Utah’s long–term care providers are struggling with quality of life issues as they try to rethink how they care for residents. They are trying, quite simply, to put more “home” in “nursing home.”

It’s not a painless process, according to Jeff Jerebker, president and chief executive officer of Colorado–based Piñon Management, which operates 16 long term–care facilities. But it’s a rewarding one. And it’s the direction the industry must move if it is to survive the aging of baby boomers who see nursing homes as “the most dreaded alternative.”

Jerebker spoke Friday morning at the launch of We CARE—the Coalition for Advancing Resident–centered Environments. The reform effort includes care providers, government agencies, social workers, geriatricians, lawmakers and community groups. Nursing homes long have been based on a hospital–like, institutional model of care, he said, the schedule for meals and baths and events devised to meet staff needs. Residents do the adjusting.

The buildings tend to look like hospitals, not homes, with long corridors spiking out from a nursing station and shared bathrooms. The goal is to see how many residents can be “stuffed” in to maximize profits. Care quality has been judged on “efficiencies” tightly prescribed by the government, which pays through Medicaid and Medicare for the majority of care.

Those who grew up in the Depression accepted that. But with the emergence of more options for aging and an entirely different generation soon to cross the facility threshold, “the new generation utterly rejects this model,” he said.

"Sometimes change is good…in this case, change is the only way to go,” said Deb Burcombe of the Utah HealthCare Association. "“It’s not about making it homelike.

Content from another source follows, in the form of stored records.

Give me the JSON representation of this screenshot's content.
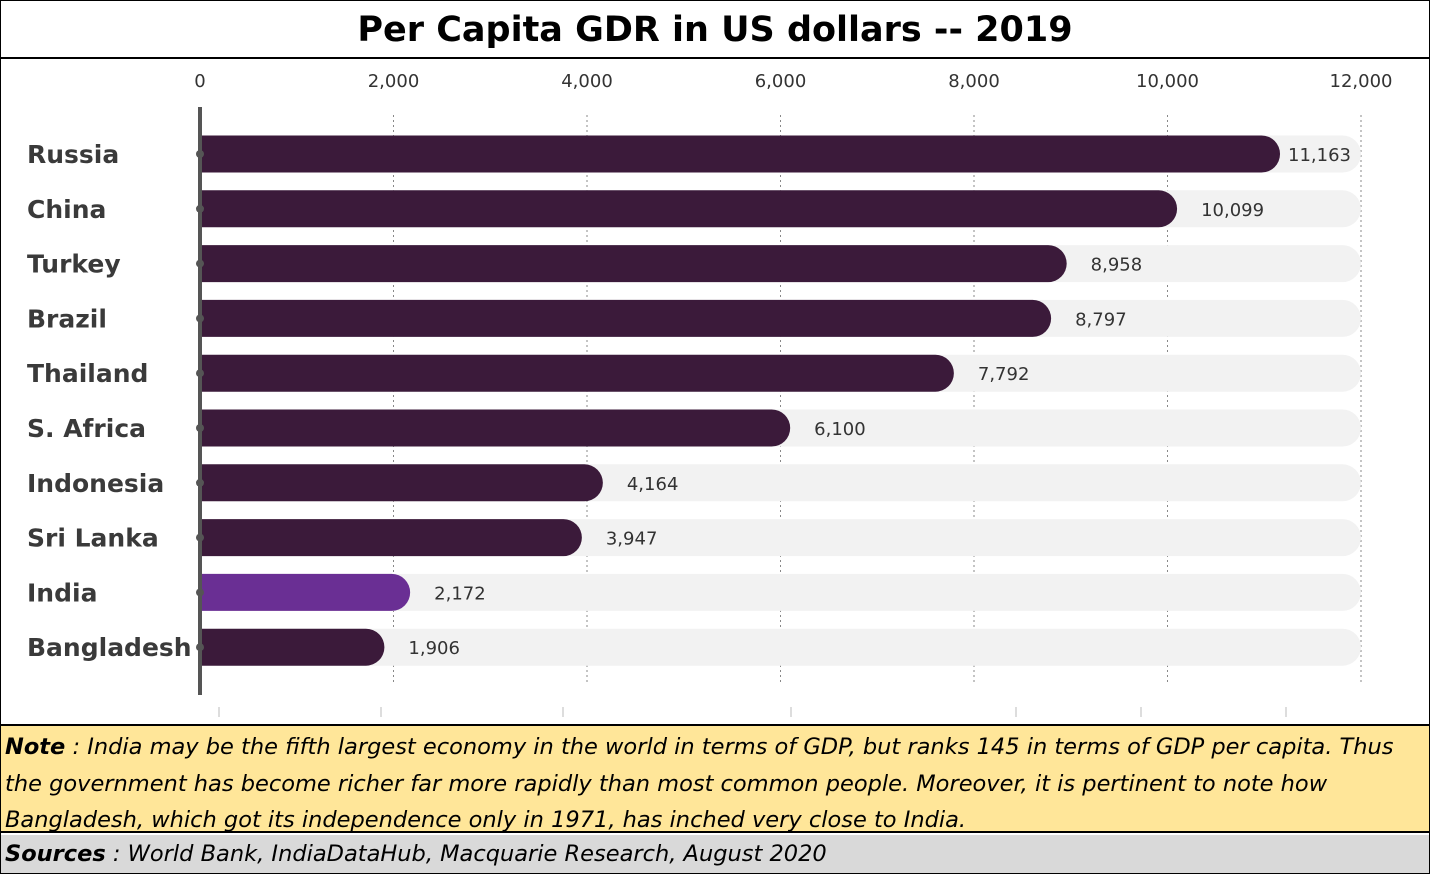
{
  "title": "Per Capita GDR in US dollars -- 2019",
  "note": {
    "label": "Note",
    "text": " : India may be the  fifth largest economy  in the world in terms of GDP, but  ranks 145 in terms of GDP per capita.  Thus the government has become richer far more rapidly than most common people.  Moreover, it is pertinent to note how Bangladesh, which got its independence only in 1971, has inched very close to India."
  },
  "sources": {
    "label": "Sources",
    "text": " : World Bank, IndiaDataHub, Macquarie Research, August 2020"
  },
  "colors": {
    "bar": "#3b1a3a",
    "highlight": "#6a2f94",
    "track": "#f2f2f2",
    "axis": "#555555",
    "grid": "#888888",
    "category_label": "#3a3a3a",
    "value_label": "#333333",
    "note_bg": "#ffe699",
    "sources_bg": "#d9d9d9"
  },
  "chart_data": {
    "type": "bar",
    "orientation": "horizontal",
    "title": "Per Capita GDR in US dollars -- 2019",
    "categories": [
      "Russia",
      "China",
      "Turkey",
      "Brazil",
      "Thailand",
      "S. Africa",
      "Indonesia",
      "Sri Lanka",
      "India",
      "Bangladesh"
    ],
    "values": [
      11163,
      10099,
      8958,
      8797,
      7792,
      6100,
      4164,
      3947,
      2172,
      1906
    ],
    "value_labels": [
      "11,163",
      "10,099",
      "8,958",
      "8,797",
      "7,792",
      "6,100",
      "4,164",
      "3,947",
      "2,172",
      "1,906"
    ],
    "highlight_category": "India",
    "xlim": [
      0,
      12000
    ],
    "xticks": [
      0,
      2000,
      4000,
      6000,
      8000,
      10000,
      12000
    ],
    "xtick_labels": [
      "0",
      "2,000",
      "4,000",
      "6,000",
      "8,000",
      "10,000",
      "12,000"
    ],
    "xaxis_position": "top",
    "grid": true,
    "legend": "none"
  }
}
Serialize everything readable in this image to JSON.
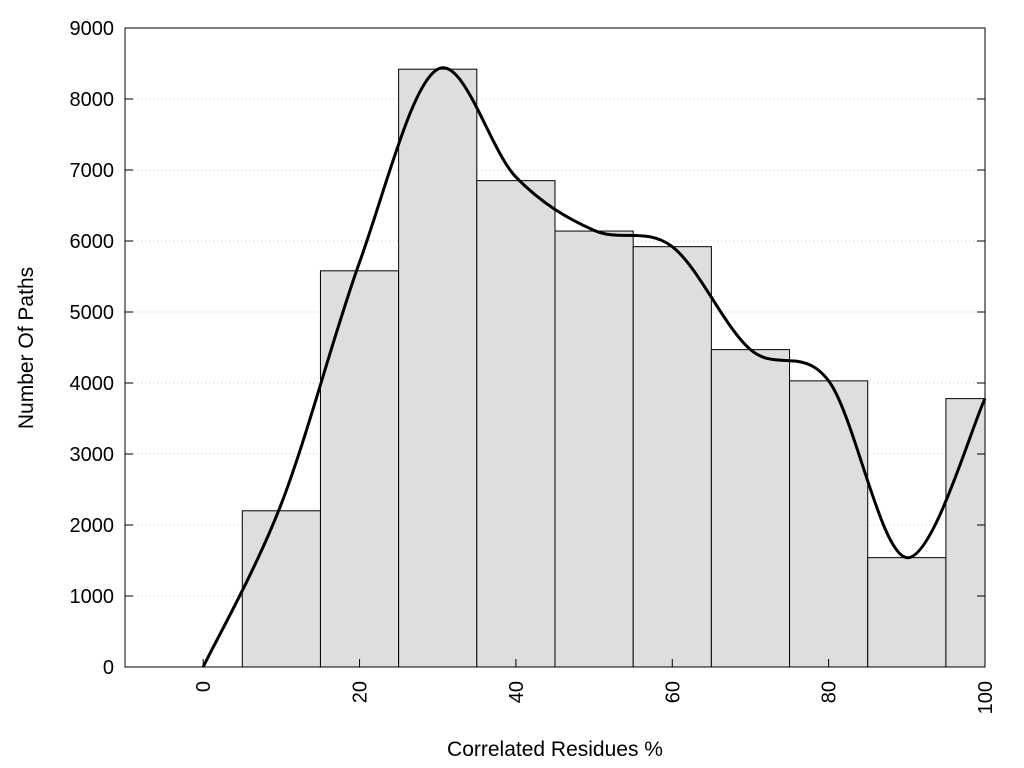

These are their homes.”

Change starts with how a facility thinks about the services it provides and the population it serves, Jerebker said. Providing choice is essential. The goal of the reform is to get the decisionmaking “as close to the residents as possible.”

In one of the nursing homes Piñon runs in Colorado, the long corridors have been broken into neighborhoods, each with a distinctive flavor clear to the art on the walls. They have porch lights, not call lights, and “front doors” that you need to knock on, denoting that this is someone’s home. Meals might be served restaurant or buffet style, and residents choose when to eat. Some facilities offer five meal sittings, and residents can pick which fit their desires. There are neighborhood council meetings. Staffers are assigned permanently to a neighborhood, to foster more community. And speaking of communities, they’re getting out into them more—and inviting them inside the facilities, as well.

The silo–style management must flatten out to accomplish it, he said, so the resident or those closest to him have more say. Piñon looks for workers who serve the resident, not a workforce that serves a department supervisor.

But he warns that as the changes occur—a “gradual transformation and a tough transformation”—nursing home operators must be prepared to have deficiencies noted when they’re surveyed by government. Rules of inspection haven’t changed to keep up with the evolving face of the facilities, and focus is shifting in so many ways that “things fall through the cracks.” What emerges, though, is worth the extraordinary effort.

“We’re converting from institutions to habitats,” said Jerebker.

The benefits from increased resident satisfaction counter some of the growing pains. When his facilities targeted services to residents who are unhappy or act out, complaints decreased, and so did many of the behaviors. Their needs, it turned out, “were really not a big deal, but things that get overlooked.”

Changes that would seem to hurt the facility’s bottom line help it. Piñon took a 78–bed nursing home down to 64 rooms, putting more space into living, dining and common areas. Revenues went up, in part because they had a higher occupancy rate and less staff turnover.

“Home” is how Jeaniene Sanone, 62, a resident at Hillside Rehabilitation Center in Salt Lake City, describes where she lives. The staff is family. She can sleep in if she wants because meals aren’t served on a now–or–never schedule. And sometimes, she marvels, “they bring you the things you need before you know you want it! If I’m lucky, I’ll get to spend the rest of my life there.”